Sidecasting techniques

August 21, 2012

After due consideration, I’ve settled on sidecasting over the alternatives.  It has an edge to it and was the favourite of the commentator with the most experience of foresight work.  In my last post, I promised to summarise the techniques I listed so that people had a reference and I plan that today.  That will leave me with a final post on the overall flow of one variant of backcasting.

I should make it clear that this is an indicative list and a high-level summary of each method.  This is very much an interim post by the way.  It will build into a workflow tomorrow.

Future Backwards

It was the confusion of this technique with backcasting that started me on this path.  It’s one of the oldest and most popular techniques we created and has been used for everything from Battlefield lessons learned to strategic foresight.  I’ll summarise the essence of the approach, but more detail on its use in my next post.

  • Groups working in parallel define the current state of affairs then step backward, turning point by turning point for as far into history as they consider relevant.  The common turning points in the different parallel streams determine historical events that are defining the perspective filters of the organisation that may blind them to weak signals.
  • Heaven and hell are identified not as the best or worst scenarios, but as impossibly good and impossibly bad. The goal here is to widen the scope and this has some elements in common with backcasting.  However, the groups then move backward through turning points, to a point in the past where they create a counterfactual.  The common turning points between groups represent perspective filters again.  We also do not allow people to go back to the present as that will bring in politics and our goal is to expand not contract the field.  Counterfactuals (If we had done this then …) also stimulate thinking.
  • On both heaven and hell lines, one Act of God is allowed.  Often this proves more likely that people thought when they reflect on it, sometimes, it is so extreme it is a test of hopelessness or despair which is also useful: Aliens landing to give us new technology for climate change for example – its a common one.
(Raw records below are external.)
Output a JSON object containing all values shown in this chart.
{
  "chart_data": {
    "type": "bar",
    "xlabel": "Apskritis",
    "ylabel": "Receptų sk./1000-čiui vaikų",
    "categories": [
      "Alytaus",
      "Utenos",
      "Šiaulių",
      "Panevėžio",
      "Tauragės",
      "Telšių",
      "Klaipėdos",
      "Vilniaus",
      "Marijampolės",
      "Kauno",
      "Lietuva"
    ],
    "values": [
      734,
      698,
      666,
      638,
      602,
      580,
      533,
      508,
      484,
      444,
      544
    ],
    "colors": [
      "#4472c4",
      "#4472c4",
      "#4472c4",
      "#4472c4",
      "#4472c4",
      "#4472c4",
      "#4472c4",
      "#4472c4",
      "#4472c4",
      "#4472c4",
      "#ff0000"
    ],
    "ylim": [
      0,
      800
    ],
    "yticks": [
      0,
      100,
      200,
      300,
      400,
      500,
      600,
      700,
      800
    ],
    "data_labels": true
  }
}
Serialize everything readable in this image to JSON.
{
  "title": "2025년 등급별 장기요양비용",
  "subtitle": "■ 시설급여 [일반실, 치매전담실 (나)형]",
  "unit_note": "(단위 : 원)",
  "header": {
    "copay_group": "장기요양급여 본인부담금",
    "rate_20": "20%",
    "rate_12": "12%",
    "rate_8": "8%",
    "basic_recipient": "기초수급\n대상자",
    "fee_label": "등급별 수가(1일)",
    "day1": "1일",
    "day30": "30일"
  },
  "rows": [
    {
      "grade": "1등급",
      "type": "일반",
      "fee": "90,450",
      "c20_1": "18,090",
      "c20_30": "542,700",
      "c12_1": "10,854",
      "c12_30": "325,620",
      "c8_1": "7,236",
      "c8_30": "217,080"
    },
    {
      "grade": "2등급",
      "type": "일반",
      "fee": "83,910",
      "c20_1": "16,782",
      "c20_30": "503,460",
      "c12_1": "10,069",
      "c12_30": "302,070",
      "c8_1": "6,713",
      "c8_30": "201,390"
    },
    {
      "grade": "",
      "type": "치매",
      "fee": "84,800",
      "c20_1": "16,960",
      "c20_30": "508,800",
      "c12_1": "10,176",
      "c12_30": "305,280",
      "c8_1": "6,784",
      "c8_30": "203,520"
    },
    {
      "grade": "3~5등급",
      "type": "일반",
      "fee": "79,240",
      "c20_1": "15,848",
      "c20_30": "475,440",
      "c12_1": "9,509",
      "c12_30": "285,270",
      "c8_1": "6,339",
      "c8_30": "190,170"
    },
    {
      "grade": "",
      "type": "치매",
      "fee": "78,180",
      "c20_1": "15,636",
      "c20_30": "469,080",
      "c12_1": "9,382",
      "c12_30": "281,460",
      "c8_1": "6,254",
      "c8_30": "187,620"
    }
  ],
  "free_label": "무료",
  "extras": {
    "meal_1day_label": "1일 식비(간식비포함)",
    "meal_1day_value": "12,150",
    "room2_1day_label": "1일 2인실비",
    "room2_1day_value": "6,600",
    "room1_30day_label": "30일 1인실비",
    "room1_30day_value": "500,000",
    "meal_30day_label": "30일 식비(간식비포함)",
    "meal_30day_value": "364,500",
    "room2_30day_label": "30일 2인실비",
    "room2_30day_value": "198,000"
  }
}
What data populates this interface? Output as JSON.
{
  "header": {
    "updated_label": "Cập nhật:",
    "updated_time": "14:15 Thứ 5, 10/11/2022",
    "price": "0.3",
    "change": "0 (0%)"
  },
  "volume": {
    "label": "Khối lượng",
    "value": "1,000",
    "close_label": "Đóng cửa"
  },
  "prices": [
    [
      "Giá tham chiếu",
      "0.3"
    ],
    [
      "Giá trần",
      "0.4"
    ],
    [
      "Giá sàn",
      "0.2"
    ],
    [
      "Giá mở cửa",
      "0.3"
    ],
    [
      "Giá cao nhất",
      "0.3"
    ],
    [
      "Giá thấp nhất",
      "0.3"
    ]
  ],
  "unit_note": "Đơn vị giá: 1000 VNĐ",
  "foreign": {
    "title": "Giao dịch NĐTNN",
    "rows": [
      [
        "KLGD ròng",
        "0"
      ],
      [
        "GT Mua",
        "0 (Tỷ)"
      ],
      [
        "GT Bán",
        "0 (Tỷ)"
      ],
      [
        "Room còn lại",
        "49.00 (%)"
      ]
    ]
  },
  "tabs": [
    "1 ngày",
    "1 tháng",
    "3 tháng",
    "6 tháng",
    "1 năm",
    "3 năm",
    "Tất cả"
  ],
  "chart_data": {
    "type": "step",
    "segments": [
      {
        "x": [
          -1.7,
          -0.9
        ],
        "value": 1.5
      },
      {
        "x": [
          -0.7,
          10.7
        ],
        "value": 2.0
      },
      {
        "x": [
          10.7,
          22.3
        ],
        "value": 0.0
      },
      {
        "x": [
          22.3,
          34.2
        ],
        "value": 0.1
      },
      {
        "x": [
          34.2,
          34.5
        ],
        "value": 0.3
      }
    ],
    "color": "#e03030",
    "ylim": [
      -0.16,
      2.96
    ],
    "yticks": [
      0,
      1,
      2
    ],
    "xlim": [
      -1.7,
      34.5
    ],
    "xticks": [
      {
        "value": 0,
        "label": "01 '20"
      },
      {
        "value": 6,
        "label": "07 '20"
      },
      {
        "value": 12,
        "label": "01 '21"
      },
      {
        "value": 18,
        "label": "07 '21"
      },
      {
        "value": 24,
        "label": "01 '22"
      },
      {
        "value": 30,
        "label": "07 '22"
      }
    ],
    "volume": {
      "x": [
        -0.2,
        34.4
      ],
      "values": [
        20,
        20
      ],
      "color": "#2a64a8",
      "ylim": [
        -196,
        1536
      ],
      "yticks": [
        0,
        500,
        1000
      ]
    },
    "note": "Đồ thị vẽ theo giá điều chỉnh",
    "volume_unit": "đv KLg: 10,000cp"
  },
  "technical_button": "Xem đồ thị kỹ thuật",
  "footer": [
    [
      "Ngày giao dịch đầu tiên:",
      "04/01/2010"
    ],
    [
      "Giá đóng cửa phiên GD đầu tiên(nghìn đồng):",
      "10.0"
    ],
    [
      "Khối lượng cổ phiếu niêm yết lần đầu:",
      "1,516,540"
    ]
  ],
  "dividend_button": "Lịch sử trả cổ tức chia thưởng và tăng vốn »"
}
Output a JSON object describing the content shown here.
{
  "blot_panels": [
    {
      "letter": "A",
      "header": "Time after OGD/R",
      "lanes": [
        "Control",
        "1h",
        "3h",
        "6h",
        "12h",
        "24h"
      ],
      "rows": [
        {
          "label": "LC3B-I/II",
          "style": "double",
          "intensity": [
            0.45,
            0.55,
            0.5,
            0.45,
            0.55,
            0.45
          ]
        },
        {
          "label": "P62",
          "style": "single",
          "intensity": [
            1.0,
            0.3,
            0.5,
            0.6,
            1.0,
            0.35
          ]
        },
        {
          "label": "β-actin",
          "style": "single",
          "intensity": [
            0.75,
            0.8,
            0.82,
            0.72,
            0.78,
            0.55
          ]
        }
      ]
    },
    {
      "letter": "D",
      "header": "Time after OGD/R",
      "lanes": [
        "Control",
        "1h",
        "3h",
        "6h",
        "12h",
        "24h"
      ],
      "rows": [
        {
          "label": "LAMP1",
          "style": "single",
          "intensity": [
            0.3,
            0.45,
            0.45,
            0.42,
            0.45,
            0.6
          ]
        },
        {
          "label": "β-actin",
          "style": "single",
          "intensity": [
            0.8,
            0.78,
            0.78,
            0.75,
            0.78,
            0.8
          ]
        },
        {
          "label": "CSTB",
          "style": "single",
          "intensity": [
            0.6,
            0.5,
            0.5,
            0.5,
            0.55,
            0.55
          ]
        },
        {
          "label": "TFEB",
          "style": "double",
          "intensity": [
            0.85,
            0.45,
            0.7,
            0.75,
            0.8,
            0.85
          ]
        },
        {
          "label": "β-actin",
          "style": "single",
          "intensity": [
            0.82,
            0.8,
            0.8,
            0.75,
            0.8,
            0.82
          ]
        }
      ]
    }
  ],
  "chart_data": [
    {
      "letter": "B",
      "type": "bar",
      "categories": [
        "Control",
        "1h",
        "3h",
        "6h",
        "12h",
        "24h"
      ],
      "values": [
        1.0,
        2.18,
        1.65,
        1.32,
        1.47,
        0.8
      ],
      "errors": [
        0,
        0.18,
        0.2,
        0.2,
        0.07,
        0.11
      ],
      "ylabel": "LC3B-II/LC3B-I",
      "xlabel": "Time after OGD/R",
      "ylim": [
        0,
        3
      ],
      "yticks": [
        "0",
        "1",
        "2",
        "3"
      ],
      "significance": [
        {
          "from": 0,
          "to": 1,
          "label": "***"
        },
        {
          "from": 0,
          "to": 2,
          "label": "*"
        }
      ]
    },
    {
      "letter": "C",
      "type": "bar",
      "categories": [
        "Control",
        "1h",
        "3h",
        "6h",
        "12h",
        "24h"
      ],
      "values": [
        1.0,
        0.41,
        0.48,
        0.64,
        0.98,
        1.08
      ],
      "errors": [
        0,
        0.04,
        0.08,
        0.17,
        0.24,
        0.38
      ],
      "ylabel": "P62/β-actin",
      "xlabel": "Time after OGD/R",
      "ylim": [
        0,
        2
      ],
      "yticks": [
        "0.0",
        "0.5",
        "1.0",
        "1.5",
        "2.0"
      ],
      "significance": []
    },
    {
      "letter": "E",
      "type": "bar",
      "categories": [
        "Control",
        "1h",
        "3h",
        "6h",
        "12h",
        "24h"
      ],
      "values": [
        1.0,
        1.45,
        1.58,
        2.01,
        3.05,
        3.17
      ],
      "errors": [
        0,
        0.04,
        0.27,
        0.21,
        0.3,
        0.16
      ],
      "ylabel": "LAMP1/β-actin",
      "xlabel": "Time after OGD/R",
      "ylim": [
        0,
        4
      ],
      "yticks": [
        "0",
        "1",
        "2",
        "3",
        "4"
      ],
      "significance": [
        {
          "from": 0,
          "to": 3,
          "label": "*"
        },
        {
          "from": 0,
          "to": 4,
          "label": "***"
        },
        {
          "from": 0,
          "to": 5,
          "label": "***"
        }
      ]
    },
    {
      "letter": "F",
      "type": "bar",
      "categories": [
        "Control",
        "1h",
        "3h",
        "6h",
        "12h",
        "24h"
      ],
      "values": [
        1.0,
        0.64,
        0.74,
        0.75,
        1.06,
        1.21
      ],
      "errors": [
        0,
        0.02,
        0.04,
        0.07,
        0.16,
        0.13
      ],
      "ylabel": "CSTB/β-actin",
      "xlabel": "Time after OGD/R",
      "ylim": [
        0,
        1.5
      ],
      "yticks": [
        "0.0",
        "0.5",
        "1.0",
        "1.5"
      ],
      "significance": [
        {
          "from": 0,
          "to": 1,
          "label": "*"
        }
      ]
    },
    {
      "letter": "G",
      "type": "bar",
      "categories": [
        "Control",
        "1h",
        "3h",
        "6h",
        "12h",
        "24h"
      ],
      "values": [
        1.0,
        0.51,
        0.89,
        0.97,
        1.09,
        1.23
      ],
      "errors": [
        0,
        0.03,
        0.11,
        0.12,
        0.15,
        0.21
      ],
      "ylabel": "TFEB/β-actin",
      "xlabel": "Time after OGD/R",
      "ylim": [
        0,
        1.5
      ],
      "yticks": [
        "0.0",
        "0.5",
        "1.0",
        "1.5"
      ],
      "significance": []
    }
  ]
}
What we then do with those results I will explain in the next post.  But the distinctions above make it clear that this is not a backcasting method.  Although I can see how the confusion arises

Social Network Stimulation

SNS is a ubiquitous technique in Cognitive Edge.  Its purpose is to build diverse networks quickly to solve intractable problems.  By bringing together (while allowing self-selection within constraints) it is a way of challenging established thinking and generating diversity.  In the context of foresight, its use is to generate scenarios or challenge them.  It also creates a sensor network able to explore and research different possibilities.

Fitness landscapes

I described their use in my last post.  Aside from illustrating the dispositionality of a complex system and breaking the linear and causal models of forecasting and backcasting, it also allows us to map pathways to avoid and explore from the present.  Expect a lot more on that from SenseMaker® later this year or earlier next.

Distributed Cognition

Derived from the wisdom of crowds, but with some science added, this is one of the essential aspects of complexity.  A large human sensor network, generating micro-scenarios and able to respond to emerging situations in real-time has a power to handle the uncertainty that is not possessed by scenario planning, foresight extrapolations of backcasting.  It is one of the most exciting developments with SenseMaker® with the first major projects now starting.  I will expand on this in a future post (or rather posts).  Apologies for saying this again, but it’s a bigger topic and needs more material than is appropriate for a summary.